TI and Casio calcs use formula in usual form:
f′(x) = (f(x + h) – f(x –h))/(2*h)
Sharp uses a slightly modified formula (it seems there is substituion h=h/2)
f′(x) = (f(x + h/2) – f(x –h/2))/h
Is there some differences in terms of calculation speed, accuracy...?


RE: Central difference formula comparison- Sharp vs. TI nad Casio - robve - 11-23-2022 05:50 PM

(11-23-2022 02:52 PM)klesl Wrote:  Is there some differences in terms of calculation speed, accuracy...?

Short answer: no

The right answer is a long story...

It depends on h, x and the function. But it's all pretty bad, except for textbook cases when the function is nice and smooth. The function may have singularities at \(x \pm h\) or is not defined at the points or not behave well at all. All bets are off with this simple formula.

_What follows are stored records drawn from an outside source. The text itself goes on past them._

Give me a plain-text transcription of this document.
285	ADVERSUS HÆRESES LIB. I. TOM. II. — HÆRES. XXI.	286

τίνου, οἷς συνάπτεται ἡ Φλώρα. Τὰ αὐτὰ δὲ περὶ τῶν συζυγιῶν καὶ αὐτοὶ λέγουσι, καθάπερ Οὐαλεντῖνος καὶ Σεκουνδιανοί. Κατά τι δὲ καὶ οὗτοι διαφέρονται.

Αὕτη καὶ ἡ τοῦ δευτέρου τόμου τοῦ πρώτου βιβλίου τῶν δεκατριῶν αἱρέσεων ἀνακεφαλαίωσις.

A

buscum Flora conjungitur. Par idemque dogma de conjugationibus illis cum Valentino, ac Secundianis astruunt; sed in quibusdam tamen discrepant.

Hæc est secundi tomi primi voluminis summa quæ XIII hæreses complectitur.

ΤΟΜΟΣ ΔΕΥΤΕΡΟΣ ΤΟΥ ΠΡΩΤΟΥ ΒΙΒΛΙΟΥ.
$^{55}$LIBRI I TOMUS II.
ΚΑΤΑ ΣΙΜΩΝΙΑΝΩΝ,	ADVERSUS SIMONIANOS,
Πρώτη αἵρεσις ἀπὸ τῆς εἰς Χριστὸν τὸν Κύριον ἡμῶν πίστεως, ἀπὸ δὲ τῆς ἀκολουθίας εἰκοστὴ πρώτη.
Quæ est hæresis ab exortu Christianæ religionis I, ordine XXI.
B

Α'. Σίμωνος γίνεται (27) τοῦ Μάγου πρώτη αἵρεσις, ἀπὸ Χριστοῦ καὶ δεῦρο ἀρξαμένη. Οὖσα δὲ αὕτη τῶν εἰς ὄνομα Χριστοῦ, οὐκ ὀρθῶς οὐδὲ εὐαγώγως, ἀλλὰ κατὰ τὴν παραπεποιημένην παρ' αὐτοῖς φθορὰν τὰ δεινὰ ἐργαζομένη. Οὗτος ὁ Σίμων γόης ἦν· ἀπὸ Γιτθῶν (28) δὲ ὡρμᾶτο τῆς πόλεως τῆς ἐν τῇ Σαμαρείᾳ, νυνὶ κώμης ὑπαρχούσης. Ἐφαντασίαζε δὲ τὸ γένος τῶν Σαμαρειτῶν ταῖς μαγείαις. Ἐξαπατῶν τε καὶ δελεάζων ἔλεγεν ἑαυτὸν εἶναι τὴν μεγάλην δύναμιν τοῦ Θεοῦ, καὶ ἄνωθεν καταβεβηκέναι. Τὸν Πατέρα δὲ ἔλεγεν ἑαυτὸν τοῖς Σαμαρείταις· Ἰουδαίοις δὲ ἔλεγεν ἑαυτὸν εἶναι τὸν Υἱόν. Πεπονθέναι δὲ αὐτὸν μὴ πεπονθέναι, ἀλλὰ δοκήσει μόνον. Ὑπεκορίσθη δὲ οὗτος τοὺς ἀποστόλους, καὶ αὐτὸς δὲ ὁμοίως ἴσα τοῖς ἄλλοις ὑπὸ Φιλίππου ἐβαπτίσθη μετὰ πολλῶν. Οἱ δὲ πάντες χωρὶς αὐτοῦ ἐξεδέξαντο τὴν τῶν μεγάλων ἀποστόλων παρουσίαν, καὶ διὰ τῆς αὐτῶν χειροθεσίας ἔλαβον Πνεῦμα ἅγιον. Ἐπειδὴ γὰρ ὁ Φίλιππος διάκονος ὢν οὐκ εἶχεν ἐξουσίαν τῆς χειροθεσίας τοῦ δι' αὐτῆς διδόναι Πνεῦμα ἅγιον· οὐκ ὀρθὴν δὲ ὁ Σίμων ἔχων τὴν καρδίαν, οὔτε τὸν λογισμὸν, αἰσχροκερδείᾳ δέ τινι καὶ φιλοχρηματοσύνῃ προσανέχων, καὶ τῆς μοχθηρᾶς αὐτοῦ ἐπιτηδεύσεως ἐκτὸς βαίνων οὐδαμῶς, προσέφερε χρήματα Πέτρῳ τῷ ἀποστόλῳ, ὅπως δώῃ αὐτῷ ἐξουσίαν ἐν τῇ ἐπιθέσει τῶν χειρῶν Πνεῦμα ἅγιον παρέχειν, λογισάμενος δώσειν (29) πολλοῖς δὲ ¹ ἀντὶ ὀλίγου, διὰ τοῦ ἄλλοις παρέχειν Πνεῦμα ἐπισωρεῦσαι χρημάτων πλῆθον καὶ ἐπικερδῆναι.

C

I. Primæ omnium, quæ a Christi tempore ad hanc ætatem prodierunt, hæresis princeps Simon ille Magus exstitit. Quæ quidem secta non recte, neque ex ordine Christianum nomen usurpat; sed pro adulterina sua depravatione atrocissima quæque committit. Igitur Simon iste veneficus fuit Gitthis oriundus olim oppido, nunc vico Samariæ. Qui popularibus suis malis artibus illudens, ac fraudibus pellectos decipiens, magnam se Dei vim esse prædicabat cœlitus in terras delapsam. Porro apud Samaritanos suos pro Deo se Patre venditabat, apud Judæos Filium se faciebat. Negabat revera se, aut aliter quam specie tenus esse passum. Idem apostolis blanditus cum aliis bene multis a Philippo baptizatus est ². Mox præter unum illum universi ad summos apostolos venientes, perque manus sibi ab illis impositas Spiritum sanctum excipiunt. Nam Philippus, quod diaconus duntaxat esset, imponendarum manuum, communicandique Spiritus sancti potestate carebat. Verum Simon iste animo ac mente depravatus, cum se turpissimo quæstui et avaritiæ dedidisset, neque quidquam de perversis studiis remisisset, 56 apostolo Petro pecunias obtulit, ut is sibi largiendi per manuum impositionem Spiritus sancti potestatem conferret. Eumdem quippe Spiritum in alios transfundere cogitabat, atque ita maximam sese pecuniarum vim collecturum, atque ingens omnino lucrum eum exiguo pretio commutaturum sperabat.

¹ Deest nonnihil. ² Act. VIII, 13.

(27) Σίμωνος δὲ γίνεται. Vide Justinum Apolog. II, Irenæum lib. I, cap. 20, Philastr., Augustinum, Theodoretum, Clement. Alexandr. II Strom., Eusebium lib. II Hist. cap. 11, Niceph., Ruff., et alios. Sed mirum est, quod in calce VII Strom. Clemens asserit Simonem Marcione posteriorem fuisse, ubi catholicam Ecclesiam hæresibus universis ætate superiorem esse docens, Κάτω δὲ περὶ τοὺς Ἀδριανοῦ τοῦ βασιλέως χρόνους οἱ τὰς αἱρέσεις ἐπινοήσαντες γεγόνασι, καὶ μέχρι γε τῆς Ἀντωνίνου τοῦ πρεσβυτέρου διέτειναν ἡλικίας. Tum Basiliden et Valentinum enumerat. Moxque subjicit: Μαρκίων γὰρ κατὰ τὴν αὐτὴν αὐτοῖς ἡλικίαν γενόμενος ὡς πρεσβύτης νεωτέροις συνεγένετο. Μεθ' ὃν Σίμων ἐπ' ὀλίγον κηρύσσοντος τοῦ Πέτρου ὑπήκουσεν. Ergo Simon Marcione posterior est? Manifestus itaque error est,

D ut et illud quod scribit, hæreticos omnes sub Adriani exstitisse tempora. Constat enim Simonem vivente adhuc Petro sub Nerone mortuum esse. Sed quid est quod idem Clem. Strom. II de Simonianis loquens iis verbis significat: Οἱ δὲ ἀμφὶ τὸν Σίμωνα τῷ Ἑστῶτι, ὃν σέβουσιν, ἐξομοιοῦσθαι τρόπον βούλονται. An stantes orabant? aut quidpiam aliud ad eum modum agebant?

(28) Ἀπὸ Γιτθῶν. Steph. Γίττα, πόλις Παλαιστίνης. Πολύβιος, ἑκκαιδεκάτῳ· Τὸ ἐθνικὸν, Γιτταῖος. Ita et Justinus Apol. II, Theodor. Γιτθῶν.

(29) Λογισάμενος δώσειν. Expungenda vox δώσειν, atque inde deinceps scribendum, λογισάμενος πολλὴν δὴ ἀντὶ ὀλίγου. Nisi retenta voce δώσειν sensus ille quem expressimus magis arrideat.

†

h is sometimes picked for stability \( h=|x|\sqrt[3]{\varepsilon} \) for nonzero x and MachEps \( \varepsilon \) or \( \sqrt[3]{\varepsilon} \) for example 1e-3.

With Richardson Extrapolation there is more assurance on the result with an error bound. See for example Numerical Recipes.

I wonder why most calculators do not use Richardson Extrapolation? Computational costs are low these days, so no excuses any longer. I could be mistaken, but I believe some Casios do run a numerical extrapolation method (kept secret?).

Some time ago I've derived a better method than Richardson, one that appears to be more numerically stable empirically.